The histogram in Figure D.1 can also be called a distribution of scores. Although there are many forms of distributions, such as a bi-modal (two-humped) distribution and a uni-modal (one-humped) distribution, I will present a special type called a normal distribution. The normal distribution is a symmetric, bell-shaped distribution. Many of the things we measure in our environment can be described by a symmetric, bell-shaped distribution. For example, if the heights of many people were plotted, the shape of the histogram would form a normal distribution.
A clinic conducted a patient survey to better understand their patient's level of satisfaction. The survey questions as well as the percentage respondents for each of the questions are presented in Table 4.
As we can see in Table 4, the distribution of scores is fairly evenly spread across the three quarters of the year. Additionally, the surveys are composed of surveys from all of the offices in the western region. Most of the surveys represent the San Jose, Yakima, Tacoma, and Spokane offices. San Diego and Sonoma have the least amount of surveys. Furthermore, a little over half of the sample of surveys (53.4 percent) is from offices located in the state of Washington. Looking at the percentage of responses for our survey questions, many of the customers indicate a “Yes” to the questions. The percent of “Yes” responses range from a low of 53.4 percent to a high of 99.1 percent.

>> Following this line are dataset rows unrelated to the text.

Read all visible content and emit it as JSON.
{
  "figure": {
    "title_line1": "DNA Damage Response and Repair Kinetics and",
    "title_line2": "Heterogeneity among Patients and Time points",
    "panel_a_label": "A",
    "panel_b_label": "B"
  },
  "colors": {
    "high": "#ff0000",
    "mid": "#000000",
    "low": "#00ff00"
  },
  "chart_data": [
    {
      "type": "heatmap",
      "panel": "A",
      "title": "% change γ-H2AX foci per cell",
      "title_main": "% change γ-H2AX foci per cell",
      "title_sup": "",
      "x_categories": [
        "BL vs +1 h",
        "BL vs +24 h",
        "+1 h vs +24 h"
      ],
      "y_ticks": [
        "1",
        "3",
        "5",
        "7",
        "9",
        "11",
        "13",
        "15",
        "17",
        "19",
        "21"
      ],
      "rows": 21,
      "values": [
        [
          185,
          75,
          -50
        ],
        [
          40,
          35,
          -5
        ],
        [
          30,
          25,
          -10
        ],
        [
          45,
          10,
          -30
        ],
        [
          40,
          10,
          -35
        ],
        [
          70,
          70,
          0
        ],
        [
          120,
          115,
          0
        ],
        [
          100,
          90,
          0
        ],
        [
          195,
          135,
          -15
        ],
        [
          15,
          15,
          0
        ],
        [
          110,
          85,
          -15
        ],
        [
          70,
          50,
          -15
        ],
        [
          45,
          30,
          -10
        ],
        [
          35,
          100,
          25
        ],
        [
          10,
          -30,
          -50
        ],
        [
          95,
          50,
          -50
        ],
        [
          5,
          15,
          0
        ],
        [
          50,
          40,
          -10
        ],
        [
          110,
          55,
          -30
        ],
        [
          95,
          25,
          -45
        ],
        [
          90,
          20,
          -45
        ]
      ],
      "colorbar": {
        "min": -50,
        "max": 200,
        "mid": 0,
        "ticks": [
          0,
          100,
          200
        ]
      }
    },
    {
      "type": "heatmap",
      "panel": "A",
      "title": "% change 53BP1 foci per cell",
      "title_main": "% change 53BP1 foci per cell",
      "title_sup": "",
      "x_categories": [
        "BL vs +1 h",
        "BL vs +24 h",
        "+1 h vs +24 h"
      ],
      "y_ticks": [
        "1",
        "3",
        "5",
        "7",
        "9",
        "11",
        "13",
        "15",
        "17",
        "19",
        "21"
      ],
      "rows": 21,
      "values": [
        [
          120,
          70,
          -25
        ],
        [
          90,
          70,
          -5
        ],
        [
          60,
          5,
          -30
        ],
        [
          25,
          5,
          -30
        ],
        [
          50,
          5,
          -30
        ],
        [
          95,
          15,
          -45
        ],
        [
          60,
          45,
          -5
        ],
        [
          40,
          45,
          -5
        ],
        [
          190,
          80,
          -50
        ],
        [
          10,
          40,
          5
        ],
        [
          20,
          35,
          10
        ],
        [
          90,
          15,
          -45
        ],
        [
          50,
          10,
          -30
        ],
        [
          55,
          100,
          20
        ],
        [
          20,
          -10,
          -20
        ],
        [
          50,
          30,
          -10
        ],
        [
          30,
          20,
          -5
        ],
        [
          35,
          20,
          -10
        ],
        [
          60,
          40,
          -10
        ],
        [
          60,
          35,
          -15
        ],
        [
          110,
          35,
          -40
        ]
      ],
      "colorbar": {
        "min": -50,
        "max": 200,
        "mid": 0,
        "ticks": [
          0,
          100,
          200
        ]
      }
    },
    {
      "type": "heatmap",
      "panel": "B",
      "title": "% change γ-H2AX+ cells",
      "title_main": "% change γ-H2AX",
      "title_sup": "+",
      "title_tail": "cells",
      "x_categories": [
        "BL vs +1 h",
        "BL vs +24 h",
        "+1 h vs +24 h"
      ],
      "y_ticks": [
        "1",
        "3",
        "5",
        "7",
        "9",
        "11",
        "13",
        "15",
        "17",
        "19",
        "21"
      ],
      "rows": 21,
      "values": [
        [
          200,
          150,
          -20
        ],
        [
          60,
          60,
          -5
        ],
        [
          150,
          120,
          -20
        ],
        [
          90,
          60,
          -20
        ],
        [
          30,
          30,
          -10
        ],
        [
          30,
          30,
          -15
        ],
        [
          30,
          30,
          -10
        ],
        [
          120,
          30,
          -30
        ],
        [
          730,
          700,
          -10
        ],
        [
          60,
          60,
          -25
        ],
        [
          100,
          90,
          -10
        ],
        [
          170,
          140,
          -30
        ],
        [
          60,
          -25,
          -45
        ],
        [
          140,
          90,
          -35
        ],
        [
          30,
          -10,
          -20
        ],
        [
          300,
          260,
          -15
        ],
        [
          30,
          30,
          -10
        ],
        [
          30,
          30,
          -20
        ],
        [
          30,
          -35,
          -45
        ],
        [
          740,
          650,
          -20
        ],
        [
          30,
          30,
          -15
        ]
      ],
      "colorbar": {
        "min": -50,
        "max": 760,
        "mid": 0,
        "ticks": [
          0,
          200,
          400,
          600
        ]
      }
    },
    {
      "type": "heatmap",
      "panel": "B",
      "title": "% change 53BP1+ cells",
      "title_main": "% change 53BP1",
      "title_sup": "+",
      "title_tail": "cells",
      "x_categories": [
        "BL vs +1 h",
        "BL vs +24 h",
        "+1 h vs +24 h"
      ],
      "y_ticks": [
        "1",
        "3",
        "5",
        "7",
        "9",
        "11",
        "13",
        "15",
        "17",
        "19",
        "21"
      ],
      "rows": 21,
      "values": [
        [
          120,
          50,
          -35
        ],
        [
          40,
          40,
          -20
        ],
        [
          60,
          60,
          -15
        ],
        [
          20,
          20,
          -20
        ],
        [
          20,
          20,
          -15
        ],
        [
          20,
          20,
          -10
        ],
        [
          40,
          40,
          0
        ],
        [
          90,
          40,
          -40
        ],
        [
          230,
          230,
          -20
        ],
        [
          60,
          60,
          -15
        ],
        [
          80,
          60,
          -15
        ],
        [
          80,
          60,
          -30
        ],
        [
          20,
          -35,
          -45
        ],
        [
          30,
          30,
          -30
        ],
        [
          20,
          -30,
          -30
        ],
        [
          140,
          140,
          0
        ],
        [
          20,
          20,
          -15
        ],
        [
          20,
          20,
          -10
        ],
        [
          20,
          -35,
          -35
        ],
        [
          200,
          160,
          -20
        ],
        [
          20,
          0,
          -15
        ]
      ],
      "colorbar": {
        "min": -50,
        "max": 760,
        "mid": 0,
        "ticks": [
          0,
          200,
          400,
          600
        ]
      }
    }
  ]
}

Figure 2 shows a histogram of the responses for the overall rating of the exam. As is indicated, most of the respondents rated the exam “Good” or “Excellent” response.
I introduced various ways of describing and presenting data. Frequency tables and the histograms are both useful tools for summarizing data. The frequency table reflects the frequency of occurrence of specific values or the frequency of values for a specific class interval. The histogram is a graphic illustration of the frequency table.
¹ Shaw, D.G., Huffman, M.D. and Haviland, M.G. (1987). Grouping continuous data in discrete intervals: information loss and recovery. Journal of Educational Measurement, 20(2), 167-173.